PURPLEのロゴマークデザイン: 大西正一 文:姫野希美
二つの「P」の重なりが印象的なロゴマークは、京都をベースとするデザイナー、大西正一さんによって生まれました。大西さんにはこれまでも、『自然の鉛筆』『まっぷたつの風景』『沈黙とイメージ』『水を招く』など、赤々舎の大切なラインナップとなる本をデザインしていただきました。写真やイメージについて歴史に根差して思考し、人の営みとともに未来を考える本。大西さんの常に新しい挑戦を秘めた造本や、写真と言葉との関係、美しい文字組みは、それらの本の骨格を支えるものでした。
今回の「PURPLE」のロゴマークについて、大西さんのノートを紐解いてみましょう。
まず、「溶け合うこと」「混ざり合うこと」「 共同すること」という場のコンセプトが、「P」の重なりに投影されています。
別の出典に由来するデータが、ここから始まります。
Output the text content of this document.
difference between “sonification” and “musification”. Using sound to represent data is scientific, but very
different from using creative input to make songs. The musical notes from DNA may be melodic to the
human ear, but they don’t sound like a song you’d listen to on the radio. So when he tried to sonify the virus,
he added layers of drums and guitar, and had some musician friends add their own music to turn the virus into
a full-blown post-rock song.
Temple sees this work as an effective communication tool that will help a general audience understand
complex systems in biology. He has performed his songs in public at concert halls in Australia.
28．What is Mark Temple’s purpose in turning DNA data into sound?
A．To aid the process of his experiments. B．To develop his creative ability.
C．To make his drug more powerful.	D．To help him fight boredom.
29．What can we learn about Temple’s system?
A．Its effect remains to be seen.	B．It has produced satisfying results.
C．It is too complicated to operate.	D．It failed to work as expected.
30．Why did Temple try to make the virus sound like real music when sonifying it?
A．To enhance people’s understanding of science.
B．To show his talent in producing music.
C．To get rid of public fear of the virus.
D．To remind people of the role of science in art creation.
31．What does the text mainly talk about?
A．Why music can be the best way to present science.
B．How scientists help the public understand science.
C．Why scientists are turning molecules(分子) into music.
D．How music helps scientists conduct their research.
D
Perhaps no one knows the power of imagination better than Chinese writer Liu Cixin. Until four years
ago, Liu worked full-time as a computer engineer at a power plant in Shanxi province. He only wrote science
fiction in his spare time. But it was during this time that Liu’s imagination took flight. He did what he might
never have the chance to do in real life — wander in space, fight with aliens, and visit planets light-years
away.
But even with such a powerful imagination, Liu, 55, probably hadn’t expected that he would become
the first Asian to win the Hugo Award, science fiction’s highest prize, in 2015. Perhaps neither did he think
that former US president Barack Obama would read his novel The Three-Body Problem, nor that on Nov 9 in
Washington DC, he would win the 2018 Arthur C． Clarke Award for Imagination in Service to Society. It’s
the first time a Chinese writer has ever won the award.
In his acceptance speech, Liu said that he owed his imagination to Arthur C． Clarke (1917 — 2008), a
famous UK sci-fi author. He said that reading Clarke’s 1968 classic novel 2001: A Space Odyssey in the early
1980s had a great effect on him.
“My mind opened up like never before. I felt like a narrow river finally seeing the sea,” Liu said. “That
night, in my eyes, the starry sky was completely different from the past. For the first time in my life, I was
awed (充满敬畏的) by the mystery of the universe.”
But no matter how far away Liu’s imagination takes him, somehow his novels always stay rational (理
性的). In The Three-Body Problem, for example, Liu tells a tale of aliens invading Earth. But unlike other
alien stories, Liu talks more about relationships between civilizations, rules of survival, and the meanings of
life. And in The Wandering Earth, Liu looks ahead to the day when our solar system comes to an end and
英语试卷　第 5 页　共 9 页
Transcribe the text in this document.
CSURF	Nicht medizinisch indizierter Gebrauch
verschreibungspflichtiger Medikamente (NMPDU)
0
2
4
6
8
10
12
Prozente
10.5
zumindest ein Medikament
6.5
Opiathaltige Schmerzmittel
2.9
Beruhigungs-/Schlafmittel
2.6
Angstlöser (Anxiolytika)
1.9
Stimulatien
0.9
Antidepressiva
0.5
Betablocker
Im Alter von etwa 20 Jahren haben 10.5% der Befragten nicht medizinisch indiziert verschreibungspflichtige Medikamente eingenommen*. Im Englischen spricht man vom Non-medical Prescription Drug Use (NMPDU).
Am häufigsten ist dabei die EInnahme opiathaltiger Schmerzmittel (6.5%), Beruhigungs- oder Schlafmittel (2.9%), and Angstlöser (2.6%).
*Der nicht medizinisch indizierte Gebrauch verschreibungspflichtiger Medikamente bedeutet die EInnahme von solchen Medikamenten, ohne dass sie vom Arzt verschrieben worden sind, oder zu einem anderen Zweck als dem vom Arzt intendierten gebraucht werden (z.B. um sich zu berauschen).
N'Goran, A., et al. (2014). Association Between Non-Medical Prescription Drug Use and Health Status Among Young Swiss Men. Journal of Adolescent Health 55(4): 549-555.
「PURPLE」は、さまざまな共同 / 協働によって生まれる新たな表現の場であり、出会いの場です。古代より存在し、優美や高貴の象徴とされた「PURPLE / 紫」は、ともすると移ろいやすい色でもあり、怪しげな表情を見せることもあります。 パンクな精神も感じられます。その変容や多層性は、今後「PURPLE」という場が持つ力となる可能性を秘めています。
そうした新しい場を表現するものとして、円と縁、円が重なる場、「共同」をイメージしたロゴマークが編み出されました。 古来より二つの円の重なりは、記号学的にも結合や統一、共同を示してきたのです。
さらに「 PURPLE」の中には、二つの「P」が存在します。
この「P」には様々な意味を重ね合わせることができます。
例えば、
public 公共 / private 個人的な
person 人 / people 人々
passion 情熱 / passive 消極的な
philosophy 哲学 / physics 物理学
picture 図像 / perspective 遠近
そして、publish 出版 もまた「P」です。
一見、対照的な意味が「P」から始まる言葉には込められ、その緊張感や振れ幅こそが豊かな奥行きにつながると感じられました。二つのあいだには必ず水脈があるはずなのです。
二つの「P」に様々な意味を重ねながら、そして、二つの円(縁)の重なりがもたらす運動が、「PURPLE」に関わる全ての人に柔らかな連帯をもたらすことを想像し、今回のロゴマーク及びロゴタイプがデザインされました。これは、手が重なったようにも、旗のようにも見えるでしょう。「PURPLE」はさまざまな人々が自由に行き来できる風通しの良い場所を目指していること。その入り口となるロゴマークとロゴタイプには、人が触れてもどこかで大丈夫だと思わせる「柔らかさ」と「ユーモア」も必要と考え、丸みを持たせたフォルムが生まれたようです。
大西さんの真骨頂とも言える書体の選びも、このロゴには深く関わっています。そのお話こそ、遠からず「PURPLE」の場で語られる日を楽しみにしています。